As the Graph on the Value Line report shows, General Electric’s (GE - Free Value Line Report on General Electric) share price fell from the $40 level in late 2007 to a low of just under $6 in early 2009. (A stock’s high and low for the year are listed above the Graph.) Earnings declined from $2.20 per share in 2007 to just $1.03 in 2009, as noted in the historical portion of the Statistical Array. And, as if adding insult to injury, the company cut its dividend from $0.31 a share per quarter to just $0.10 in the third quarter of 2009, as shown in the Quarterly Dividend box.
Poor performance during a very deep recession was one thing, but the dividend cut was the change that truly destroyed trust for long-term shareholders. Indeed, the company had been coasting on the legacy of former CEO Jack Welch for quite some time—the last recession showed that GE was no longer the same company. It has been working diligently ever since to gain back what it has lost, however, and the shares have been trading roughly between $15 and $20 for over two years.
As the Quarterly Dividend box shows, the company has resumed dividend increases, with the first quarter of 2012 representing the fourth boost in less than two years. Although the current run rate of $0.68 a share per year is a far cry from the $1.24 that was paid in calendar 2008, at least this metric, of vital importance to many investors, is moving in the right direction.

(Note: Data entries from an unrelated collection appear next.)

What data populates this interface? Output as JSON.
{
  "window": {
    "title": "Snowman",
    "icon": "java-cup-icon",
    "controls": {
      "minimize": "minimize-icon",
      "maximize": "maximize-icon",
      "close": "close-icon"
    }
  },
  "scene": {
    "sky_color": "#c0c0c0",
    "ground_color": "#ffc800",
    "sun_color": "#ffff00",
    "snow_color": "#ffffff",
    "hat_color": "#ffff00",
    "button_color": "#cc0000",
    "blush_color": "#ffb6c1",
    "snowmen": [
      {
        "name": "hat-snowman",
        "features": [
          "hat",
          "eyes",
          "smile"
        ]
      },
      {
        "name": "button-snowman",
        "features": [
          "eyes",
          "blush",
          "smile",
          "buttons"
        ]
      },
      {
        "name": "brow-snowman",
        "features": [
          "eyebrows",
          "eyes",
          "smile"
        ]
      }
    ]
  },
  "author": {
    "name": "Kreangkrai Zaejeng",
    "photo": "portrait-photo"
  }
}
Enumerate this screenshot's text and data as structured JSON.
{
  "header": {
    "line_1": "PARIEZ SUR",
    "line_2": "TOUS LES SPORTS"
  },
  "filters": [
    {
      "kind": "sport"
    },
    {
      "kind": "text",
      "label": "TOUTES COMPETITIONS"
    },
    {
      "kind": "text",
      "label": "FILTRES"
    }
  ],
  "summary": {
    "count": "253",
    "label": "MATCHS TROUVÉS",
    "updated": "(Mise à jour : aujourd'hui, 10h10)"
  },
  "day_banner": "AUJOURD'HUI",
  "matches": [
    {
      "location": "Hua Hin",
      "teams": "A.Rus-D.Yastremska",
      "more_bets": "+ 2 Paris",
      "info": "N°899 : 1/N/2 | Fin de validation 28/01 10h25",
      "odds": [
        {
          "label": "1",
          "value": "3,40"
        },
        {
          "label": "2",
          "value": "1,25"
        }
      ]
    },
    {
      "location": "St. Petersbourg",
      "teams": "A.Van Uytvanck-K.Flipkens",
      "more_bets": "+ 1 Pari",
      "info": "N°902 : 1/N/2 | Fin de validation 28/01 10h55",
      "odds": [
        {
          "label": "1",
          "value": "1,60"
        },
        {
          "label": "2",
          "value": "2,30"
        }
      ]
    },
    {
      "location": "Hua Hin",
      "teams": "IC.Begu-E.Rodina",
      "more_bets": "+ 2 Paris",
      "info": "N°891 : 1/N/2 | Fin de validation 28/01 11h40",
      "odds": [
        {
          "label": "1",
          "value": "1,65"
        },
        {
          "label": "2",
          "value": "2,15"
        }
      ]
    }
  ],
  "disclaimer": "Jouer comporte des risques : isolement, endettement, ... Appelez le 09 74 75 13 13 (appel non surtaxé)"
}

Business, meanwhile, has been generally improving and the company has put forth a vision for the future, which includes focusing on several core initiatives, such as green technology. Indeed, although sales have yet to recover to pre-recession highs, individual business units appear to be doing relatively well, overall.
Still, the sting of the past is hard for investors to ignore. Moreover, the finance arm is still a major determinant of the company’s overall success. A slowly improving economy has led to improved performance at this division, but the lingering fear is that any new troubles here could sink results, again. That fear isn’t unfounded, particularly in light of the weak pace of the current recovery.
Yet, the past is, indeed, the past. Is the share price runup over the last six months or so an indication that General Electric is ready to break out to the upside? Although such a move is impossible to predict, Value Line’s proprietary Technical rank suggests a continuation of the positive momentum.
The Value Line Technical rank uses a proprietary formula to predict short-term (three- to six-month) future price returns relative to the Value Line universe. It is the result of an analysis, which relates price trends of different durations for a stock during the past year to the relative price changes of the same stock over the succeeding three to six months. As with the other ranks, the Technical rank goes from 1 (Highest) to 5 (Lowest). GE’s Technical rank was raised to a 2 on January 13, 2012. (This information is found in the Ranks box.) That said, the Technical rank is best used as a secondary investment criterion.
Beyond the recent price jump, there are some things to like about General Electric stock. Despite the advance, at recent prices, the stock hasn’t been this “cheap” relative to the broader market in over 15 years, save for a short period during the depths of the recent recession. Indeed, the Relative P/E of 0.86, which can be found in the Top Label, is in line with the Average Annual P/E in 2009 (found in the Statistical Array), the low point for the company’s stock price.
So, on some levels, the shares remain relatively inexpensive. Looking toward the future, Value Line’s projections call for annual earnings advances of about 12.5% per year out three to five years. (This figure can be found in the Annual Rates box.) His projections also include an increase in the Relative P/E to 1.00, which would still be on the low side historically for this company. (The projected Relative P/E can be found, in bold, to the right of the row heading in the Statistical Array.)
The projected earnings growth leads to 2014-2016 earnings per share of about $2.70. Pairing this with the projected P/E and the Safety rank of 3 (Average; found in the Ranks box) results in a projected price range of $30 to $50 per share. Taking into account dividends, which Value Line expects the company to continue to increase, and there is the potential for 15% to 30% annualized returns over the three- to five-year period.
For a diversified giant like General Electric, those are significant performance numbers. So, Value Line’s Technical ranks suggest continued strong price performance, while Value Line envisions positive longer-term operating results. Although investor sentiment can be fickle, current levels appear to offer a good entry point into GE shares for more adventuresome investors with a value bent.
At the time of this article's writing, the author did not have positions in any of the companies mentioned.